Risks going forward: what to watch
- Copycat monetization: attackers and unscrupulous publishers may see AI chats as a new high-value commodity for ad intelligence and profiling. Expect similar approaches targeting other high‑value web apps.
- Data broker laundering: even if an extension owner claims anonymization, the combination of conversation text, timestamps and session identifiers can enable re‑identification or cross‑correlation with other datasets. Claims of “aggregated” or “anonymized” sales are not a reliable protection.
- Marketplace trust erosion: Featured badges and star ratings can be gamed; users and administrators must stop equating store placement with safety and instead apply least‑privilege governance.
Final verdict, caveats and what remains unproven
The technical core of the disclosure is well supported: per‑site executor scripts, API hooking inside the page context, and exfiltration to analytics endpoints operated by the extension publisher are detailed in Koi’s write‑up and reproduced by multiple independent outlets.
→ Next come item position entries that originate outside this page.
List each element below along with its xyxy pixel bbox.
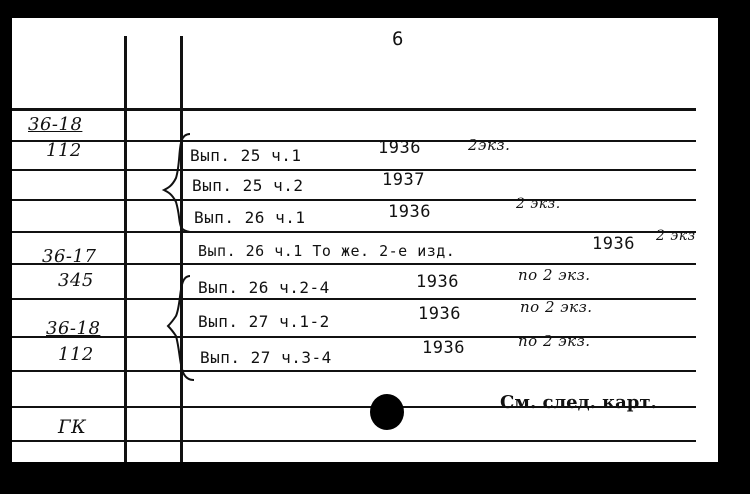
entry-note: 2 экз <box>656 228 696 244</box>
shelf-mark-code: 36-18 <box>46 318 101 339</box>
catalog-card <box>12 18 718 462</box>
entry-year: 1936 <box>422 338 465 358</box>
entry-note: 2экз. <box>468 136 511 154</box>
entry-year: 1936 <box>418 304 461 324</box>
shelf-mark-number: 112 <box>58 344 94 365</box>
shelf-mark-code: 36-18 <box>28 114 83 135</box>
entry-issue: Вып. 27 ч.3-4 <box>200 348 332 367</box>
shelf-mark-number: 345 <box>58 270 94 291</box>
entry-issue: Вып. 26 ч.1 То же. 2-е изд. <box>198 242 456 260</box>
bottom-mark: ГК <box>58 416 87 438</box>
entry-year: 1936 <box>378 138 421 158</box>
entry-year: 1936 <box>416 272 459 292</box>
continued-stamp: См. след. карт. <box>500 392 657 413</box>
entry-issue: Вып. 27 ч.1-2 <box>198 312 330 331</box>
brace-lower <box>168 276 194 380</box>
entry-year: 1936 <box>388 202 431 222</box>
entry-issue: Вып. 25 ч.1 <box>190 146 302 165</box>
entry-note: по 2 экз. <box>520 298 593 316</box>
entry-year: 1936 <box>592 234 635 254</box>
entry-note: по 2 экз. <box>518 266 591 284</box>
entry-issue: Вып. 25 ч.2 <box>192 176 304 195</box>
entry-issue: Вып. 26 ч.1 <box>194 208 306 227</box>
brace-upper <box>164 134 190 232</box>
shelf-mark-code: 36-17 <box>42 246 97 267</box>
entry-issue: Вып. 26 ч.2-4 <box>198 278 330 297</box>
shelf-mark-number: 112 <box>46 140 82 161</box>
entry-note: по 2 экз. <box>518 332 591 350</box>
entry-note: 2 экз. <box>516 196 561 212</box>
page-number: 6 <box>392 28 404 50</box>
brace-marks <box>12 18 718 462</box>
entry-year: 1937 <box>382 170 425 190</box>
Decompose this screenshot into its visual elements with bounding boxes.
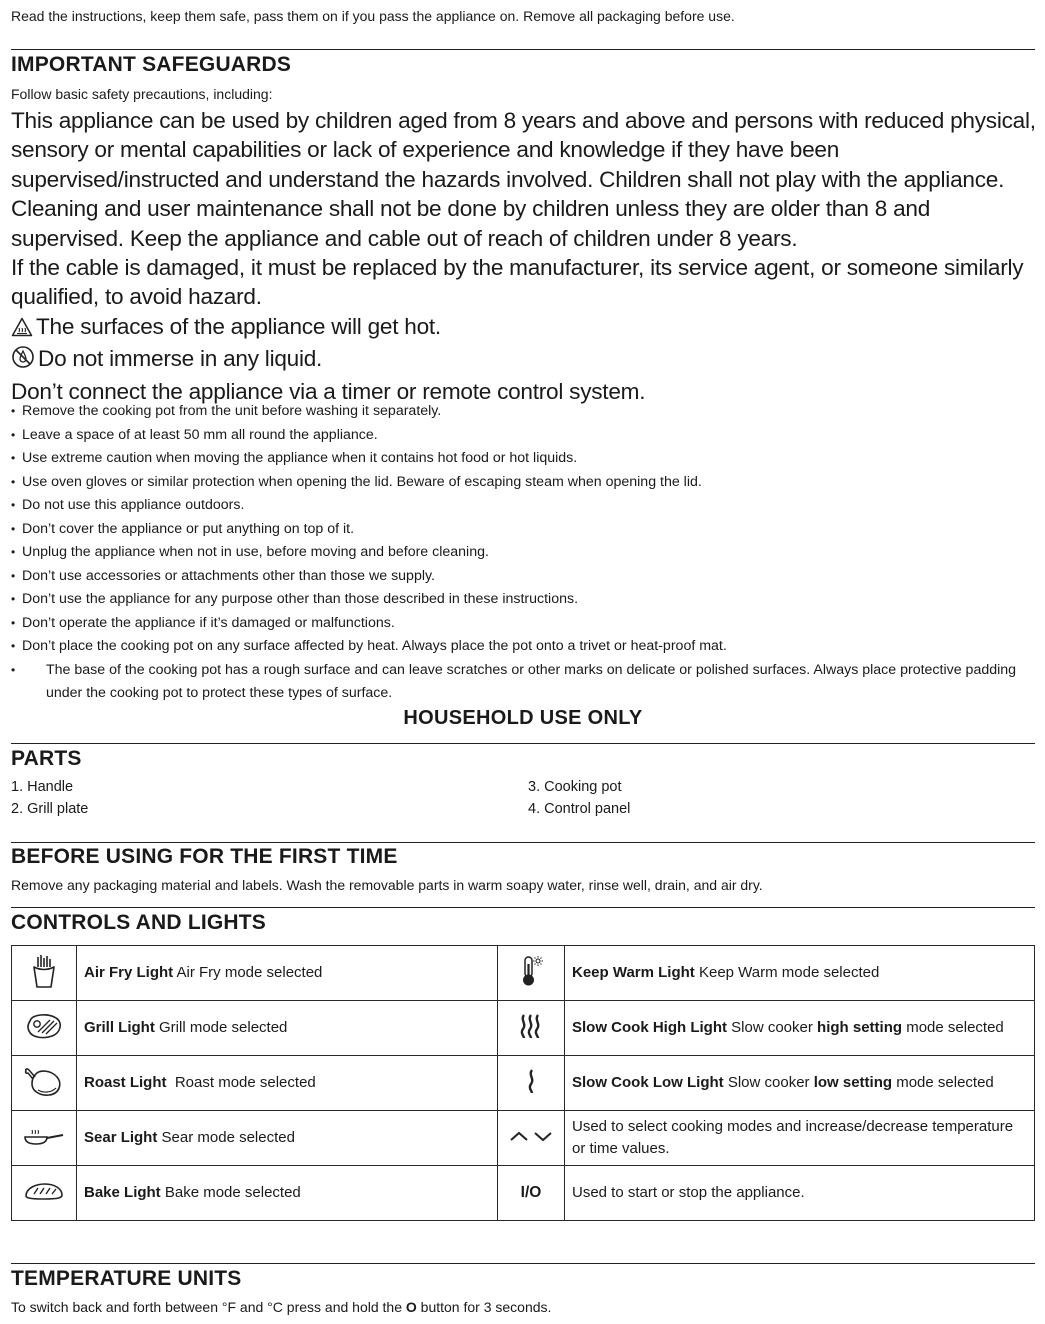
steam-low-icon [524,1066,538,1096]
temperature-text: To switch back and forth between °F and °C press and hold the O button for 3 seconds. [11,1299,552,1315]
table-row [12,1166,1035,1221]
cable-paragraph: If the cable is damaged, it must be replaced by the manufacturer, its service agent, or someone similarly qualified, to avoid hazard. [11,255,1024,310]
roast-light-desc: Roast mode selected [174,1074,316,1091]
fries-icon [29,953,59,989]
slow-cook-high-label: Slow Cook High Light [572,1019,727,1036]
arrows-desc: Used to select cooking modes and increase/decrease temperature or time values. [565,1111,1035,1166]
hot-surface-text: The surfaces of the appliance will get hot. [36,313,441,339]
safeguards-heading: IMPORTANT SAFEGUARDS [11,53,292,76]
slow-cook-low-label: Slow Cook Low Light [572,1074,724,1091]
high-setting-emphasis: high setting [817,1019,903,1036]
thermometer-icon [517,954,545,988]
part-item: 3. Cooking pot [528,779,622,795]
list-item: • Use oven gloves or similar protection when opening the lid. Beware of escaping steam when opening the lid. [11,471,1035,495]
sear-light-desc: Sear mode selected [161,1129,295,1146]
do-not-immerse-icon [11,345,35,376]
list-item: • Don’t use the appliance for any purpose other than those described in these instructions. [11,588,1035,612]
section-divider [11,1263,1035,1264]
list-item: • Unplug the appliance when not in use, before moving and before cleaning. [11,541,1035,565]
immerse-text: Do not immerse in any liquid. [38,346,323,372]
list-item: • Don’t place the cooking pot on any surface affected by heat. Always place the pot onto a trivet or heat-proof mat. [11,635,1035,659]
intro-text: Read the instructions, keep them safe, pass them on if you pass the appliance on. Remove all packaging before use. [11,8,735,24]
immerse-line [11,344,1041,376]
keep-warm-light-label: Keep Warm Light [572,964,695,981]
children-paragraph: This appliance can be used by children aged from 8 years and above and persons with reduced physical, sensory or mental capabilities or lack of experience and knowledge if they have been supervised/instructed and understand the hazards involved. Children shall not play with the appliance. Cleaning and user maintenance shall not be done by children unless they are older than 8 and supervised. Keep the appliance and cable out of reach of children under 8 years. [11,108,1036,251]
air-fry-light-label: Air Fry Light [84,964,174,981]
first-time-text: Remove any packaging material and labels. Wash the removable parts in warm soapy water, rinse well, drain, and air dry. [11,877,763,893]
bake-light-desc: Bake mode selected [164,1184,301,1201]
list-item: • Don’t use accessories or attachments other than those we supply. [11,565,1035,589]
steak-icon [24,1011,64,1041]
first-time-heading: BEFORE USING FOR THE FIRST TIME [11,845,398,868]
part-item: 2. Grill plate [11,800,89,817]
sear-light-label: Sear Light [84,1129,158,1146]
chicken-icon [23,1063,65,1099]
safety-bullet-list [11,400,1035,706]
o-button-label: O [405,1299,417,1315]
bread-icon [23,1180,65,1202]
list-item: • Leave a space of at least 50 mm all round the appliance. [11,424,1035,448]
controls-table [11,945,1035,1221]
hot-surface-line [11,312,1041,344]
table-row: Roast Light Roast mode selected Slow Cook Low Light Slow cooker low setting mode selected [12,1056,1035,1111]
section-divider [11,743,1035,744]
grill-light-label: Grill Light [84,1019,155,1036]
power-desc: Used to start or stop the appliance. [565,1166,1035,1221]
table-row [12,946,1035,1001]
list-item: • The base of the cooking pot has a rough surface and can leave scratches or other marks on delicate or polished surfaces. Always place protective padding under the cooking pot to protect these types of surface. [11,659,1026,706]
roast-light-label: Roast Light [84,1074,167,1091]
list-item: • Use extreme caution when moving the appliance when it contains hot food or hot liquids. [11,447,1035,471]
part-item: 1. Handle [11,779,74,795]
keep-warm-light-desc: Keep Warm mode selected [698,964,880,981]
section-divider [11,842,1035,843]
part-item: 4. Control panel [528,800,631,817]
table-row: Grill Light Grill mode selected Slow Cook High Light Slow cooker high setting mode selected [12,1001,1035,1056]
parts-heading: PARTS [11,747,82,770]
list-item: • Do not use this appliance outdoors. [11,494,1035,518]
section-divider [11,49,1035,50]
arrows-icon [508,1128,554,1144]
controls-heading: CONTROLS AND LIGHTS [11,911,267,934]
safeguards-subtitle: Follow basic safety precautions, including: [11,86,273,102]
list-item: • Don’t cover the appliance or put anything on top of it. [11,518,1035,542]
steam-high-icon [518,1011,544,1041]
household-use-notice: HOUSEHOLD USE ONLY [403,707,643,729]
grill-light-desc: Grill mode selected [159,1019,288,1036]
air-fry-light-desc: Air Fry mode selected [176,964,323,981]
timer-paragraph: Don’t connect the appliance via a timer or remote control system. [11,378,646,404]
bake-light-label: Bake Light [84,1184,161,1201]
hot-surface-warning-icon [11,315,33,344]
pan-icon [22,1124,66,1148]
low-setting-emphasis: low setting [813,1074,893,1091]
list-item: • Remove the cooking pot from the unit before washing it separately. [11,400,1035,424]
temperature-heading: TEMPERATURE UNITS [11,1267,242,1290]
safeguards-main-text [11,106,1041,406]
power-symbol: I/O [520,1184,542,1201]
list-item: • Don’t operate the appliance if it’s damaged or malfunctions. [11,612,1035,636]
table-row [12,1111,1035,1166]
section-divider [11,907,1035,908]
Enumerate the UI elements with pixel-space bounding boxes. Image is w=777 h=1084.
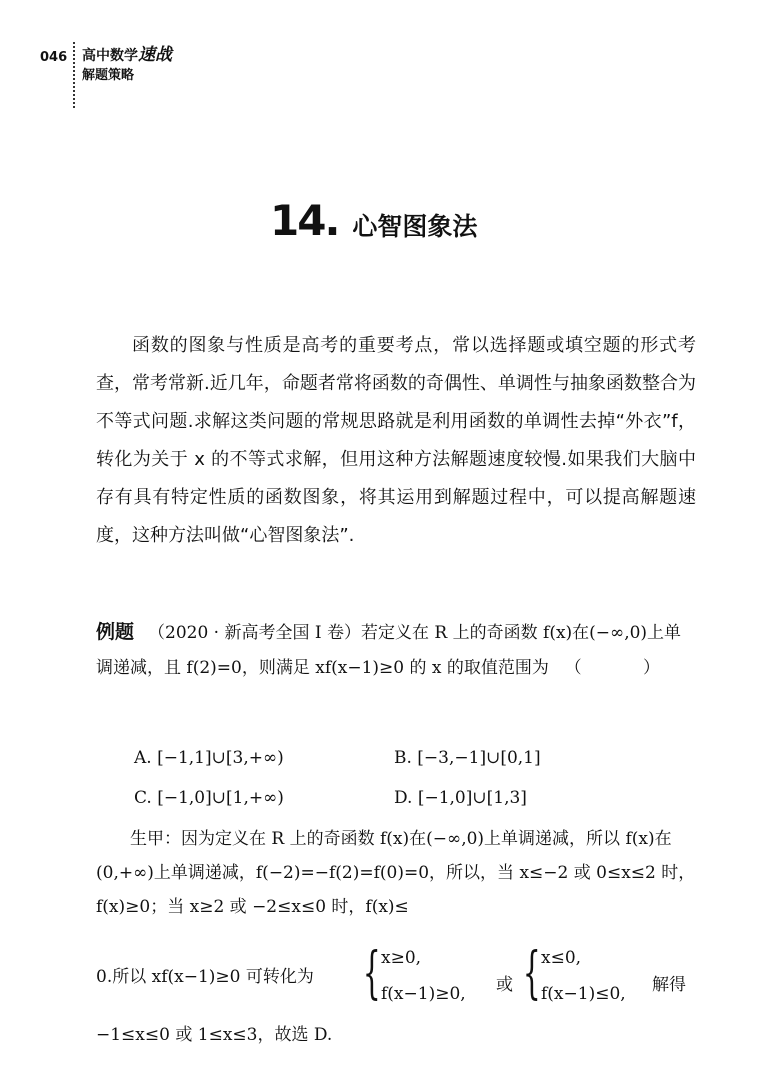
chapter-title xyxy=(270,196,477,245)
example-text: （2020 · 新高考全国 Ⅰ 卷）若定义在 R 上的奇函数 f(x)在(−∞,0)上单调递减，且 f(2)=0，则满足 xf(x−1)≥0 的 x 的取值范围为 xyxy=(96,623,682,678)
option-d: D. [−1,0]∪[1,3] xyxy=(394,788,527,808)
solve-word: 解得 xyxy=(652,975,686,995)
intro-paragraph: 函数的图象与性质是高考的重要考点，常以选择题或填空题的形式考查，常考常新.近几年，命题者常将函数的奇偶性、单调性与抽象函数整合为不等式问题.求解这类问题的常规思路就是利用函数的单调性去掉“外衣”f，转化为关于 x 的不等式求解，但用这种方法解题速度较慢.如果我们大脑中存有具有特定性质的函数图象，将其运用到解题过程中，可以提高解题速度，这种方法叫做“心智图象法”. xyxy=(96,335,696,546)
answer-bracket: （ ） xyxy=(564,658,688,678)
inequality-systems xyxy=(96,941,696,1020)
page-number: 046 xyxy=(40,50,68,65)
solution-conclusion: −1≤x≤0 或 1≤x≤3，故选 D. xyxy=(96,1025,333,1045)
option-a: A. [−1,1]∪[3,+∞) xyxy=(134,748,284,768)
or-word: 或 xyxy=(496,975,513,995)
series-subtitle: 解题策略 xyxy=(82,68,135,83)
series-title xyxy=(82,40,172,65)
system2-top: x≤0, xyxy=(541,948,582,968)
options-row-2 xyxy=(134,778,654,818)
option-b: B. [−3,−1]∪[0,1] xyxy=(394,748,541,768)
example-question xyxy=(96,615,696,686)
solution-paragraph: 生甲：因为定义在 R 上的奇函数 f(x)在(−∞,0)上单调递减，所以 f(x)在(0,+∞)上单调递减，f(−2)=−f(2)=f(0)=0，所以，当 x≤−2 或 0≤x≤2 时，f(x)≥0；当 x≥2 或 −2≤x≤0 时，f(x)≤ xyxy=(96,829,696,917)
left-brace-2: { xyxy=(522,941,541,1006)
options xyxy=(134,738,654,818)
left-brace-1: { xyxy=(362,941,381,1006)
options-row-1 xyxy=(134,738,654,778)
system1-top: x≥0, xyxy=(381,948,422,968)
example-label: 例题 xyxy=(96,621,135,643)
chapter-name: 心智图象法 xyxy=(352,212,478,241)
series-title-accent: 速战 xyxy=(138,45,172,65)
solution xyxy=(96,822,696,924)
option-c: C. [−1,0]∪[1,+∞) xyxy=(134,788,284,808)
header-divider xyxy=(73,42,75,108)
chapter-number: 14. xyxy=(270,196,339,245)
system1-bottom: f(x−1)≥0, xyxy=(381,984,466,1004)
series-title-text: 高中数学 xyxy=(82,48,138,64)
system-prefix: 0.所以 xf(x−1)≥0 可转化为 xyxy=(96,967,314,987)
system2-bottom: f(x−1)≤0, xyxy=(541,984,626,1004)
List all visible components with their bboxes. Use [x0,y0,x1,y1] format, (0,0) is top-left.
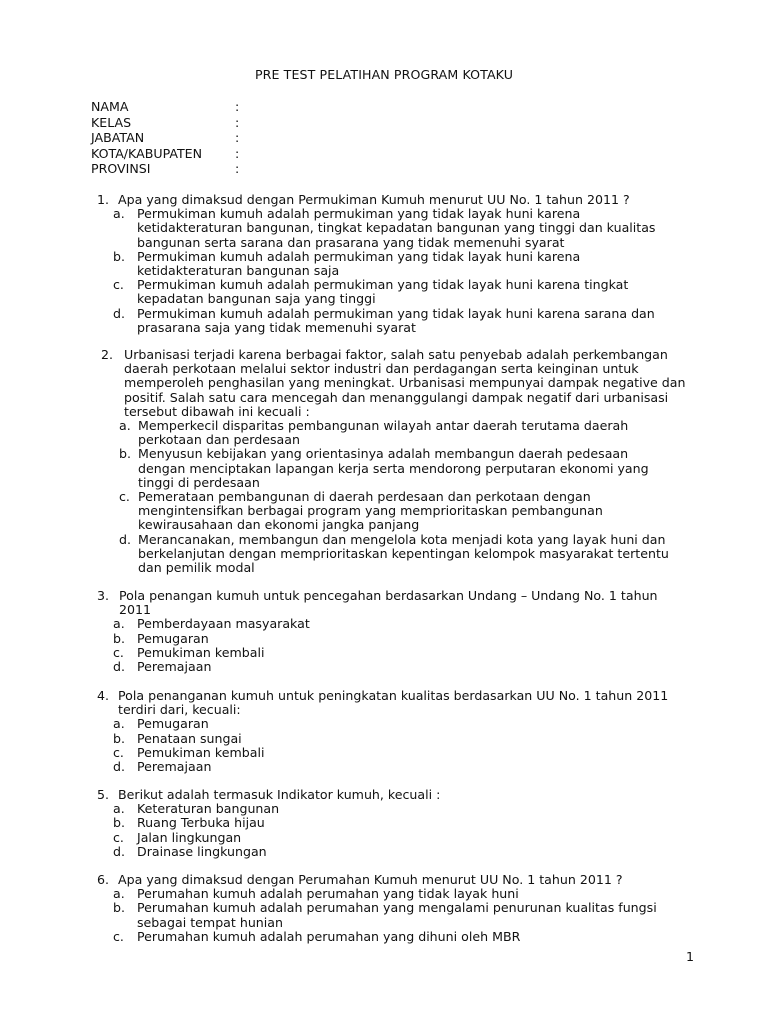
option-label: a. [113,206,125,222]
question-number: 3. [97,588,110,603]
option-text: Keteraturan bangunan [137,801,280,817]
option-a [0,419,720,447]
form-colon: : [235,145,240,161]
option-label: b. [113,900,125,916]
form-row-kelas [91,116,391,132]
option-b [0,632,720,646]
option-label: d. [113,843,125,859]
form-label: PROVINSI [91,161,151,176]
option-label: c. [113,829,124,845]
form-row-provinsi [91,162,391,178]
option-b [0,447,720,490]
option-label: b. [113,630,125,646]
option-text: Pemugaran [137,716,209,732]
question-text: Apa yang dimaksud dengan Permukiman Kumuh menurut UU No. 1 tahun 2011 ? [118,192,630,207]
question-number: 2. [101,347,114,362]
question-text: Pola penangan kumuh untuk pencegahan berdasarkan Undang – Undang No. 1 tahun 2011 [119,588,658,618]
form-row-jabatan [91,131,391,147]
option-label: d. [113,759,125,775]
option-c [0,930,720,944]
question-number: 5. [97,787,110,802]
option-text: Pemukiman kembali [137,644,265,660]
option-b [0,901,720,929]
option-label: b. [113,815,125,831]
form-colon: : [235,99,240,114]
option-text: Jalan lingkungan [137,829,242,845]
form-label: KELAS [91,114,132,130]
question-6 [0,873,720,944]
option-label: c. [113,644,124,660]
identity-form [91,100,391,178]
question-1 [0,193,720,335]
question-stem [0,788,720,802]
option-label: b. [113,730,125,746]
option-a [0,887,720,901]
option-d [0,760,720,774]
question-number: 4. [97,688,110,703]
form-colon: : [235,161,240,176]
page-title: PRE TEST PELATIHAN PROGRAM KOTAKU [254,67,514,82]
option-text: Penataan sungai [137,730,242,746]
question-text: Berikut adalah termasuk Indikator kumuh, kecuali : [118,787,441,802]
option-c [0,831,720,845]
option-d [0,660,720,674]
option-label: d. [113,659,125,675]
option-label: a. [113,716,125,732]
option-b [0,816,720,830]
question-5 [0,788,720,859]
question-stem [0,193,720,207]
option-text: Perumahan kumuh adalah perumahan yang tidak layak huni [137,886,519,902]
option-label: a. [113,886,125,902]
option-c [0,646,720,660]
option-text: Merancanakan, membangun dan mengelola kota menjadi kota yang layak huni dan berkelanjutan dengan memprioritaskan kepentingan kelompok masyarakat tertentu dan pemilik modal [138,531,669,576]
option-d [0,845,720,859]
form-label: NAMA [91,99,129,114]
option-text: Pemberdayaan masyarakat [137,616,310,632]
option-b [0,250,720,278]
question-4 [0,689,720,774]
question-text: Urbanisasi terjadi karena berbagai faktor, salah satu penyebab adalah perkembangan daerah perkotaan melalui sektor industri dan perdagangan serta keinginan untuk memperoleh penghasilan yang meningkat. Urbanisasi mempunyai dampak negative dan positif. Salah satu cara mencegah dan menanggulangi dampak negatif dari urbanisasi tersebut dibawah ini kecuali : [124,347,686,419]
question-stem [0,589,720,617]
form-row-nama [91,100,391,116]
option-text: Pemerataan pembangunan di daerah perdesaan dan perkotaan dengan mengintensifkan berbagai program yang memprioritaskan pembangunan kewirausahaan dan ekonomi jangka panjang [138,489,603,533]
option-label: c. [113,928,124,944]
question-number: 6. [97,872,110,887]
option-text: Permukiman kumuh adalah permukiman yang tidak layak huni karena tingkat kepadatan bangunan saja yang tinggi [137,277,629,307]
option-text: Peremajaan [137,759,212,775]
option-text: Menyusun kebijakan yang orientasinya adalah membangun daerah pedesaan dengan menciptakan lapangan kerja serta mendorong perputaran ekonomi yang tinggi di perdesaan [138,446,649,490]
option-label: d. [119,531,131,547]
option-label: a. [113,616,125,632]
question-2 [0,348,720,575]
option-a [0,802,720,816]
option-c [0,278,720,306]
option-text: Peremajaan [137,659,212,675]
option-text: Perumahan kumuh adalah perumahan yang dihuni oleh MBR [137,928,521,944]
option-d [0,307,720,335]
form-label: JABATAN [91,130,145,145]
form-label: KOTA/KABUPATEN [91,145,203,161]
form-colon: : [235,130,240,145]
option-a [0,207,720,250]
question-number: 1. [97,192,110,207]
option-label: c. [119,489,130,505]
question-3 [0,589,720,674]
option-b [0,732,720,746]
option-a [0,717,720,731]
option-label: c. [113,744,124,760]
option-label: c. [113,277,124,293]
option-text: Permukiman kumuh adalah permukiman yang tidak layak huni karena sarana dan prasarana saja yang tidak memenuhi syarat [137,305,655,335]
form-colon: : [235,114,240,130]
option-d [0,533,720,576]
option-text: Permukiman kumuh adalah permukiman yang tidak layak huni karena ketidakteraturan bangunan, tingkat kepadatan bangunan yang tinggi dan kualitas bangunan serta sarana dan prasarana yang tidak memenuhi syarat [137,206,656,250]
option-text: Pemugaran [137,630,209,646]
option-text: Memperkecil disparitas pembangunan wilayah antar daerah terutama daerah perkotaan dan perdesaan [138,418,629,448]
option-text: Perumahan kumuh adalah perumahan yang mengalami penurunan kualitas fungsi sebagai tempat hunian [137,900,657,930]
option-label: b. [113,248,125,264]
option-text: Drainase lingkungan [137,843,267,859]
option-text: Permukiman kumuh adalah permukiman yang tidak layak huni karena ketidakteraturan bangunan saja [137,248,581,279]
option-a [0,617,720,631]
question-stem [0,348,720,419]
page-number: 1 [686,949,695,964]
question-stem [0,873,720,887]
question-text: Apa yang dimaksud dengan Perumahan Kumuh menurut UU No. 1 tahun 2011 ? [118,872,623,887]
question-stem [0,689,720,717]
option-c [0,746,720,760]
question-text: Pola penanganan kumuh untuk peningkatan kualitas berdasarkan UU No. 1 tahun 2011 terdiri dari, kecuali: [118,688,669,718]
option-label: d. [113,305,125,321]
option-text: Ruang Terbuka hijau [137,815,265,831]
option-label: a. [113,801,125,817]
option-label: a. [119,418,131,434]
option-label: b. [119,446,131,462]
option-c [0,490,720,533]
option-text: Pemukiman kembali [137,744,265,760]
form-row-kota-kabupaten [91,147,391,163]
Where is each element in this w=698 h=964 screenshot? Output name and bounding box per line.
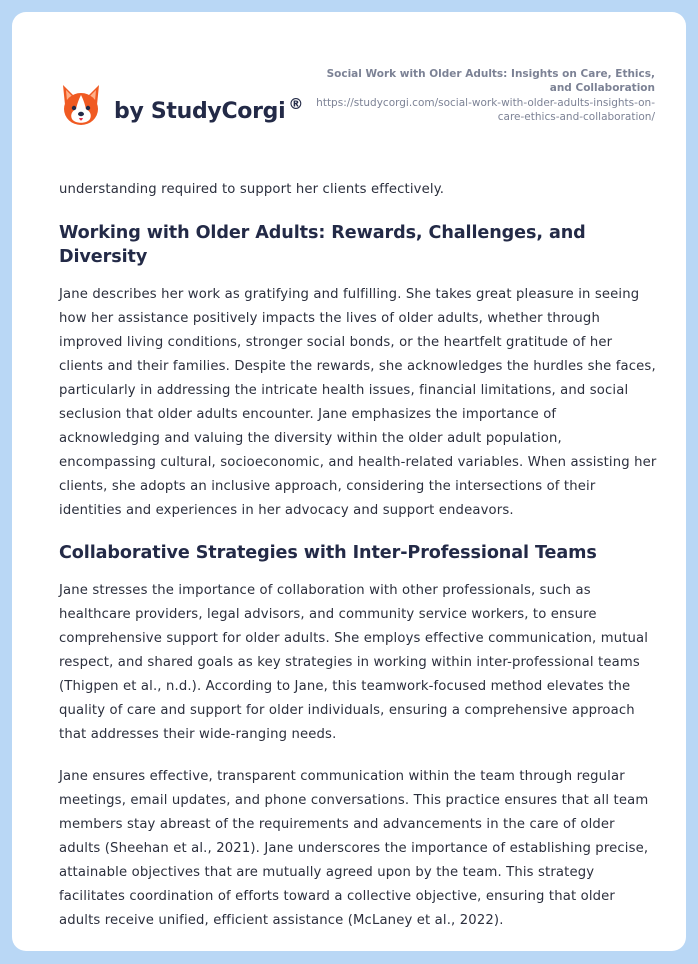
logo-wordmark: by StudyCorgi ®	[114, 94, 304, 124]
document-meta	[315, 67, 655, 124]
intro-paragraph-tail: understanding required to support her clients effectively.	[59, 182, 445, 197]
article-body	[59, 178, 659, 933]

The existence and scale of large‑install extensions that captured AI chats are credibly established. What remains less exhaustively verified in public reporting is the precise chain of custody for captured chats beyond the publisher’s analytics endpoints—specifically, a definitive public ledger listing downstream buyers, purchase contracts, or specific corporate consumers who purchased the datasets. Multiple reports tie the publisher to an affiliated data‑broker (BiScience) and document historical broker activity, but direct transactional proof of sales to named third parties has not been made public in full forensic detail; treat such claims as plausible and high‑priority for regulator or litigation discovery.Conclusion
This incident is a hard lesson: convenience and perceived "privacy tooling" can mask the very surveillance mechanisms users install to avoid. Browser extensions have the technical capability to intercept plaintext content in the page context—so when that content is human conversations with AI assistants, the potential for harm multiplies. Users, enterprises and platform owners must adapt: audit and restrict extensions, require stronger runtime review and re‑consent guarantees, and treat AI chats as data worthy of the same protections we apply to financial records, health records, and corporate secrets.Immediate action is straightforward and urgent: identify and remove the named extensions, rotate any secrets leaked via chats conducted while an implicated extension was installed after July 9, 2025, and harden enterprise extension controls. Longer term, the browser ecosystems and regulators must close the gap between static listing checks and dynamic, runtime abuses that monetize users’ most private digital conversations.